Netware file systems are case insensitive when using NCP and CIFS, but case sensitive when using NFS. Often, the path specified in NDS has a different case than the actual directory. If you try to mount the path as specified in NDS, you will get an error message. The best way of solving this is to enter the correct home directory path in NDS. However, correcting this for many users can be time consuming. Therefore, tl-nds-mountpath contains support for testing different combinations of uppercase and lowercase characters. When it finds a combination that works, the result is returned to the automounter. Since the number of possible combinations is typically very large, not all combinations can be tested. The combinations to test is specified by the parameter /utils/tl-nds-mountpath/directory_cases . It is a list of strings. Each string can contain the letters l, u or n, for lowercase, uppercase and NDS, respectively. These strings specify the different case combinations for the beginning of the name of directories. The default value is "n l u ul". This means that tl-nds-mountpath tries all combinations of directories that are named like:
Just like it is specified in NDS
With all letters in lowercase
With all letters in uppercase
With the first letter in uppercase, and the rest in lowercase
Other variants can be added as well, but please note that if you have a deep directory structure and many case strings, the number of different combinations will be very large, which means that the execution of tl-nds-mountpath might take a long time. The number of different combinations k is s **( d -1 ), where s is the number of case strings, and d is the number of directories in the home directory path. The average search time t is k *0.005/2 seconds (assuming one mount requests takes 5 ms). The table below lists the search time for some sample values of s and d .
Table 10.2. Combinations and average search time for tl-nds-mountpath
| Directories in home directory path: | 1 | 2 | 3 | 4 |
|---|---|---|---|---|
| 1 case string | 1 (5 ms) | 1 (5 ms) | 1 (5 ms) | 1 (5 ms) |
| 2 case strings | 1 (5 ms) | 2 (5 ms) | 4 (10 ms) | 8 (20 ms) |
| 3 case strings | 1 (5 ms) | 3 (7.5 ms) | 9 (22.5 ms) | 27 (67.5 ms) |
| 4 case strings | 1 (5 ms) | 4 (10 ms) | 16 (40 ms) | 64 (160 ms) |
| 5 case strings | 1 (5 ms) | 5 (12.5 ms) | 25 (62.5 ms) | 125 (312.5 ms) |
| 6 case strings | 1 (5 ms) | 6 (15 ms) | 36 (90 ms) | 216 (540 ms) |
Since exports from Netware 6.5 don't support hard links, they cannot be used as home directories in Linux without special care. Both the X Window System, Gnome and KDE use hard links when locking files. One workaround for this is to perform the following steps.

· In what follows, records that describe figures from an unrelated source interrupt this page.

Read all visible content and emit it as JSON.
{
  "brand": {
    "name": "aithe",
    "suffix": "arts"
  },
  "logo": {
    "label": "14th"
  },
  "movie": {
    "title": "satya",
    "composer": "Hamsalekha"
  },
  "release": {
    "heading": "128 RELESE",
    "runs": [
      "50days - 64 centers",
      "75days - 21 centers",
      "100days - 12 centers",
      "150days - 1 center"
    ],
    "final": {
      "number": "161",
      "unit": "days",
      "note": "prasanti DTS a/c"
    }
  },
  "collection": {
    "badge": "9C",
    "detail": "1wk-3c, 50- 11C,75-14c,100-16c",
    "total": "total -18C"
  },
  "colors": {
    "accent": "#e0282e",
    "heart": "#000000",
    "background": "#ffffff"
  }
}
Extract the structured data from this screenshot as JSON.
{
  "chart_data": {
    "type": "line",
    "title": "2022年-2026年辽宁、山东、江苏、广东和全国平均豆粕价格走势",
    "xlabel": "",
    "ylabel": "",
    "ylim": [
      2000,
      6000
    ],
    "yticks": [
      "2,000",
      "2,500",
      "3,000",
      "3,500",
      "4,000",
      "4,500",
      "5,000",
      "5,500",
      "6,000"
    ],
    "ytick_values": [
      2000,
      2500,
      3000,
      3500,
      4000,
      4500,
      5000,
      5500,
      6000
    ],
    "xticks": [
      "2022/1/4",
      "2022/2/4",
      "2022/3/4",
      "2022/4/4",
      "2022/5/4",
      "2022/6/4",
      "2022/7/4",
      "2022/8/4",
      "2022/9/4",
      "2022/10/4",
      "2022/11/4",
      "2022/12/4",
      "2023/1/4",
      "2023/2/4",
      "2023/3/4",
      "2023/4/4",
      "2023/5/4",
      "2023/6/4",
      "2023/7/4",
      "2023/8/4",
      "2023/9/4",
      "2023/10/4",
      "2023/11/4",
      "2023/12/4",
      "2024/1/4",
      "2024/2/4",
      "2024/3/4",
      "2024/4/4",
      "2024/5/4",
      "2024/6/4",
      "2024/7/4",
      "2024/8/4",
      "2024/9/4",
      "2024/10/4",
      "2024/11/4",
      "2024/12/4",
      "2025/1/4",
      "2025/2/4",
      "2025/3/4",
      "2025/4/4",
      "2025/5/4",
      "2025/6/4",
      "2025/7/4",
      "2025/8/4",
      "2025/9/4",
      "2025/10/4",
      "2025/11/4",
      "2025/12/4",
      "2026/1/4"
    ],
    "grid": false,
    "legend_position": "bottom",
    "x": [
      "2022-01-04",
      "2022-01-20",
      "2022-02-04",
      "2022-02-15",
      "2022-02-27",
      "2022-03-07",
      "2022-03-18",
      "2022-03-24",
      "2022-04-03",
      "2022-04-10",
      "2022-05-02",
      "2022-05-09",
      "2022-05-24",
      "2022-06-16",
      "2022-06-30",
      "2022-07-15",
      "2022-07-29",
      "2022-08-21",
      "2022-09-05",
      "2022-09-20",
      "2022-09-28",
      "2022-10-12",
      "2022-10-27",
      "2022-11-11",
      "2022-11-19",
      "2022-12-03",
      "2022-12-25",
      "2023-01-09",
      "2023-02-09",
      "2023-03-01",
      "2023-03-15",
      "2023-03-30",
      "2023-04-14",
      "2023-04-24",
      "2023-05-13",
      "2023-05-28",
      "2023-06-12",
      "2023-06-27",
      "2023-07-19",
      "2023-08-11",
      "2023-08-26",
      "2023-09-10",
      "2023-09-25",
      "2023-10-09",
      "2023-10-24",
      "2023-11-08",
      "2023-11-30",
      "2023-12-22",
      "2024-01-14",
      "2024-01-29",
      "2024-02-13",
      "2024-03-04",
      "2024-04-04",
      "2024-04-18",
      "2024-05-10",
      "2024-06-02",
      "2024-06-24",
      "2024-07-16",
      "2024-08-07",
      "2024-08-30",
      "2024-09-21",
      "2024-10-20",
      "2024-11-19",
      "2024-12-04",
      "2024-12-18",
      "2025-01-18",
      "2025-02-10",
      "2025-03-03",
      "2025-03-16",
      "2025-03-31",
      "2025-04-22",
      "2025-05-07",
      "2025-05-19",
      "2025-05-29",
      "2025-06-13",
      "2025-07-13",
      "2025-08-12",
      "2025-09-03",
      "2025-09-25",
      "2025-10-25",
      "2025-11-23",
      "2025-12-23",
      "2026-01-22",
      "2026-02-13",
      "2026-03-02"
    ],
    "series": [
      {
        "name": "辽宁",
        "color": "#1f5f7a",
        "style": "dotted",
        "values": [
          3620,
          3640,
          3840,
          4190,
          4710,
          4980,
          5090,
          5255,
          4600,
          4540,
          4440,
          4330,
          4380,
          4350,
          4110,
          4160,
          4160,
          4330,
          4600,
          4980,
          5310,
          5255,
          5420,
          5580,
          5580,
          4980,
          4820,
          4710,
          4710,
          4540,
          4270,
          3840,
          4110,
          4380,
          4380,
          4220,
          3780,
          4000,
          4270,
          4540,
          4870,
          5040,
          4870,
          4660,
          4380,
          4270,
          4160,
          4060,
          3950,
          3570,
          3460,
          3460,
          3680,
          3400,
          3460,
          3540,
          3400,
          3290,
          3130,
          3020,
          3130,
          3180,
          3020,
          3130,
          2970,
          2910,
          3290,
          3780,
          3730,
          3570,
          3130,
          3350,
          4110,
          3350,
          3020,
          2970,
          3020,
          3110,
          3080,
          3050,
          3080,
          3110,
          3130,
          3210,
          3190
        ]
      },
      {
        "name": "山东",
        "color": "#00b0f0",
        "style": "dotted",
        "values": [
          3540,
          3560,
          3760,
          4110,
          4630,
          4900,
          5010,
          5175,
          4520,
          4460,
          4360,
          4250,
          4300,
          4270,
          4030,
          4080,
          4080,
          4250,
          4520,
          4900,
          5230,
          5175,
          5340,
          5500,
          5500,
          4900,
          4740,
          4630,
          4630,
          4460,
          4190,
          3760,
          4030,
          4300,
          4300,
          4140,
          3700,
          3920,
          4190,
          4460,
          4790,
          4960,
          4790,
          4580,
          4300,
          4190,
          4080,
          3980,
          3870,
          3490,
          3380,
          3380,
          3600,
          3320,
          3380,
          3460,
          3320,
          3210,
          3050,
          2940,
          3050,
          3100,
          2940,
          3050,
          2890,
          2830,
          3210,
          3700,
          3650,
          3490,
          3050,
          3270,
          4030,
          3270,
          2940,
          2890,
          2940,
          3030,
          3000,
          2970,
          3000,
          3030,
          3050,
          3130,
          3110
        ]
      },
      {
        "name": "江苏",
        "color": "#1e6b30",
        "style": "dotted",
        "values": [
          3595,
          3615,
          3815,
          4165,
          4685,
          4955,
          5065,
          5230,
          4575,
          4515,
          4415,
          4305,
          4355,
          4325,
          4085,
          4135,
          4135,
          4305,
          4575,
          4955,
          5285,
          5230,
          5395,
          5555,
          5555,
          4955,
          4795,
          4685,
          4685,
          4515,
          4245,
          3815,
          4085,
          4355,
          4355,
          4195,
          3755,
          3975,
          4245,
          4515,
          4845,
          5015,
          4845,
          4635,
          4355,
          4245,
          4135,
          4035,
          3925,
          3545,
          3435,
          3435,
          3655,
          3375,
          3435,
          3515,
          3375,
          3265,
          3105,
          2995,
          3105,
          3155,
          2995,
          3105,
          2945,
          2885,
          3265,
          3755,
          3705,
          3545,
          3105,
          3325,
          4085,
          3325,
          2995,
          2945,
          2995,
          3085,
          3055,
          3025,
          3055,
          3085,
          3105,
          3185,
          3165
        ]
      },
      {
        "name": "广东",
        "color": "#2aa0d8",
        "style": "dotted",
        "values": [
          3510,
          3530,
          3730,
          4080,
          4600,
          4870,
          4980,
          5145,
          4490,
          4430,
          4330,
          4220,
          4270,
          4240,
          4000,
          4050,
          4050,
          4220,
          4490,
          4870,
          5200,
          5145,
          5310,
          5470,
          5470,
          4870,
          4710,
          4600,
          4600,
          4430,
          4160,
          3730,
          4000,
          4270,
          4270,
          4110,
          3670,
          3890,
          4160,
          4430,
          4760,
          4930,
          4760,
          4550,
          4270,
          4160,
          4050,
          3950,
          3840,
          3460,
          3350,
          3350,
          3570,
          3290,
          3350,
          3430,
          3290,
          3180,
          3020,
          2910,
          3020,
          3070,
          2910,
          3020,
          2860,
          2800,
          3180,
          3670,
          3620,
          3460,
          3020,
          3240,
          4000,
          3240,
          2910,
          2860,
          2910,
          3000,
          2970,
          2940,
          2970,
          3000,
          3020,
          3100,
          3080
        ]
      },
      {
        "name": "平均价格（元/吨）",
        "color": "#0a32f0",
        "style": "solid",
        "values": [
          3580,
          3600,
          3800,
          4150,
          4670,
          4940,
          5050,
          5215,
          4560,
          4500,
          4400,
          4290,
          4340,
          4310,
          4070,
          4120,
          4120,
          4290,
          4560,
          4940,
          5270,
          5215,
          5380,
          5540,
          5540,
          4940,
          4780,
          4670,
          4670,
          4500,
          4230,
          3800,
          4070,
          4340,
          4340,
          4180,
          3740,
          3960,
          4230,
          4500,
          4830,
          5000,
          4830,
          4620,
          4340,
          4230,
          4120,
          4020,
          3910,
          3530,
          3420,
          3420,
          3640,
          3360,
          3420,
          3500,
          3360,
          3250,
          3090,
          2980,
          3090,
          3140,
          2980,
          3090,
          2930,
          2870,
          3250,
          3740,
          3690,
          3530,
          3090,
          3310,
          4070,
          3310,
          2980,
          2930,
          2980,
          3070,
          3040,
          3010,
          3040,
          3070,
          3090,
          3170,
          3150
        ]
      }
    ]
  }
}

Create a directory either on the local filesystem or, in the case of a ThinLinc cluster, on the machine running the VSM server. Regardless of which, we will call it /localhome in this example. Make /localhome sticky by executing chmod o+ws /localhome. This will enable all users to create files and directories in /localhome, but no user will be able to erase another user's files/directories.
Each time the user logs in, check if the directory /localhome/<username> exists. If not, create it using mkdir.
Set the following environment variables for each user:
ICEAUTHORITY=/localhome/${USER}/.ICEAuthority GCONF_LOCAL_LOCKS=1
Note
It is only necessarity to set GCONF_LOCAL_LOCKS for GConf 2.3.0 or older. In newer versions, you must instead make sure that the variable GCONF_GLOBAL_LOCKS is not set to 1.
Another problem is that in Netware, most home directories are not owned by the user it is associated with, but instead some superuser owns it (since the superuser created it). Try using FLAG.EXE from Windows to correct this.